How does property development finance work? – Mike Collins Mortgage Broker

Financial consultant Mike Collins explains how you can kickstart a large-scale development or buy-to-let property with help from property development finance.

If you’re looking for a short-term property loan, property development finance is used for funding commercial, residential and mix-use projects,” he said.

Perhaps you’re knocking down and rebuilding? Property finance is an umbrella term that applies to a variety of finance options such as mortgages, bridging loans or personal loans but refers to significant building or renovation works.”

Read on to discover more from Mike Collins about some of the finance options available.

Work out which finance options suits your situation

If you’re new to the whole property finance world, first work out which finance option will suit you most. Today, I’ll be looking at these options:

Working on a larger project with big construction costs? A property development loan might be the way to go.
Dying to buy your dream home but not sold your current one? Perhaps you want to buy a doer-upper? A bridging loan could offer a solution.

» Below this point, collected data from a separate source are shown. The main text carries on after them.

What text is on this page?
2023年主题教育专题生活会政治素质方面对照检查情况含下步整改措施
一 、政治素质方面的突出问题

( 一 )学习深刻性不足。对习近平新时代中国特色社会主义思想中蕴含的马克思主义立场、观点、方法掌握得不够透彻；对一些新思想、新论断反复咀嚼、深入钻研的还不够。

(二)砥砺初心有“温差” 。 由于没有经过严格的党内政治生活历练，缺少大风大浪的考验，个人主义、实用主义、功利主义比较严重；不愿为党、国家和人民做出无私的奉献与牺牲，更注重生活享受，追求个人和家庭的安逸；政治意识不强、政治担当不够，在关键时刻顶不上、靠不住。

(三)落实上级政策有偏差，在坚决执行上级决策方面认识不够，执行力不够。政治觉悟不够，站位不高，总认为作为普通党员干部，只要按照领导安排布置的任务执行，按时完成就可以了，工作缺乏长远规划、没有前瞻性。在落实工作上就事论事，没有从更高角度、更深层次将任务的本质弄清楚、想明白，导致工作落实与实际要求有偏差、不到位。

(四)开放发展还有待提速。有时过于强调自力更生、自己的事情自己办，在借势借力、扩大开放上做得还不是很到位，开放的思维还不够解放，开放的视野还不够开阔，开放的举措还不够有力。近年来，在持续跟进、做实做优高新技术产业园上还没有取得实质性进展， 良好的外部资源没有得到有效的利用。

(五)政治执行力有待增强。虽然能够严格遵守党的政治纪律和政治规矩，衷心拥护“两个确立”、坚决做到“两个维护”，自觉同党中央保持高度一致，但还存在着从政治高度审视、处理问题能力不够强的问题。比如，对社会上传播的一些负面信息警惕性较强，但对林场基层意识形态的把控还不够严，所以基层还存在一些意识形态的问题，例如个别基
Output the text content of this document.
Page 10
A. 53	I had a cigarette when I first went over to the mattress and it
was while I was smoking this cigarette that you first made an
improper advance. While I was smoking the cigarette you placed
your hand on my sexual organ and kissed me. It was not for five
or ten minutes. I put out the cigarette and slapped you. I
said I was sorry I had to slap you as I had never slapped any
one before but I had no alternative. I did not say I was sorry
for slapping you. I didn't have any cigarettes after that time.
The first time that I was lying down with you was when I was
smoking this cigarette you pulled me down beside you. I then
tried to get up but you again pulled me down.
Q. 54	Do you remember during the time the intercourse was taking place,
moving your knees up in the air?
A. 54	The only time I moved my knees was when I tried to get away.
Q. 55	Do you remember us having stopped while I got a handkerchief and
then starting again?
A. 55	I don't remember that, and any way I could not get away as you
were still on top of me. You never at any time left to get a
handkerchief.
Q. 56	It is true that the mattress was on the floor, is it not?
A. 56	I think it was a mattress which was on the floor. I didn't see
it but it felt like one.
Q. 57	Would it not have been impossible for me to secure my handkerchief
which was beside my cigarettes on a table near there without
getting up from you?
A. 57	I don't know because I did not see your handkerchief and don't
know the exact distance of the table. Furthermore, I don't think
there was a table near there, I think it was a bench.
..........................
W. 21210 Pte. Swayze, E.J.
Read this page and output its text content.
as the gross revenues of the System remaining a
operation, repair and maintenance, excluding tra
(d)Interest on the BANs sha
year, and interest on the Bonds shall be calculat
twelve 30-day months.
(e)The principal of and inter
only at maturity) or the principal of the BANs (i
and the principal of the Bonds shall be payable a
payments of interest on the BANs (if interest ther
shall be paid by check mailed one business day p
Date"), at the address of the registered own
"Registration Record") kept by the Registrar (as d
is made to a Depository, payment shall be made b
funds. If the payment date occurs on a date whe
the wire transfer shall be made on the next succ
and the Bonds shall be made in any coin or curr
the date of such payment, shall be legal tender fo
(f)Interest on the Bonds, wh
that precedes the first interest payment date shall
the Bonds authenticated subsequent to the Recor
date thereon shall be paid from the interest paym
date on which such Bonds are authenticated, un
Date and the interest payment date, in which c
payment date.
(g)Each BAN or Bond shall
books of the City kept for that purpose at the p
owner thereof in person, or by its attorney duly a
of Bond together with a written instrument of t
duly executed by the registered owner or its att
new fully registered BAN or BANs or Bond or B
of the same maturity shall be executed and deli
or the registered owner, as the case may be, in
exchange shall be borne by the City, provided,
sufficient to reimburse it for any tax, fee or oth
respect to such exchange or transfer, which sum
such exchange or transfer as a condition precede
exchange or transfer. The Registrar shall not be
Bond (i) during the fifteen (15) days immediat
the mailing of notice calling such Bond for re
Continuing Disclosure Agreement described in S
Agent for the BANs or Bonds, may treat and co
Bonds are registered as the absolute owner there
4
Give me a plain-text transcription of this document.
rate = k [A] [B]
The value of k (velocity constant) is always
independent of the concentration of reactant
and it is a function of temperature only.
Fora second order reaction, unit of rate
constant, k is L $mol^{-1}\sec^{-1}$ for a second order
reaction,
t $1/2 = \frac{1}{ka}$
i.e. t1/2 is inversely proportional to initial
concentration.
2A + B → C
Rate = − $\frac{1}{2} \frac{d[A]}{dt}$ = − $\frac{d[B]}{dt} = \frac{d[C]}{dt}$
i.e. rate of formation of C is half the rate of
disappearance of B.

Who is eligible for private property development finance?

 If you want to renovate a residential property but don’t have the cash right now, private property finance can help. Individuals, property developers and building firms can all apply.

Whether you are eligible or not will depend on either a detailed business plan or a good credit rating. A good investment strategy also helps.

Raising finance

There are a few ways of raising finance for your development plans.

A bridging loan is often used for light refurbishments (e.g. decorating or a new kitchen) rather than heavy works such as a conversion or structural alterations.

If you already have a mortgage on your property, you could consider a second charge mortgage to allow you to leverage capital accumulated in your property through your existing mortgage to raise more cash. The only problem is you’d be paying off two mortgages but it could save you from paying early repayment charges.

How does a bridging loan work?

With bridging finance, you get a short term one-off loan to ‘bridge’ a gap in cash flow.

Bridging finance would be more appropriate if you’re looking at a lighter refurbishment as mentioned above.

If you need cash quickly, this is also a great option with money available in as few as three days. However, interest rates are high – but can be affordable due to their short-term nature.

How does a property development loan work?

Unlike a bridging loan, a property development loan is paid out in stages, with funds released once key parts of the project have been completed.

You may be able to qualify for more money with a property development loan than other types – and that’s why it’s the preferred choice for major works.

A development loan comes in two sections:

Cash to purchase the site – Usually the first lump of cash someone will need is used to assist with the purchase of the development site. It could be land for a series of new properties to be built on or an existing property that needs refurbishment.
Money to fund the building costs – The second part of the loan is used to pay for any building work costs associated with the project. It can be handed out in stages (staged drawdown) rather than one whole amount. This often happens once a month as works are completed on the project.

The development loan is agreed at the outset and repaid via the sale of the property or mortgage finance.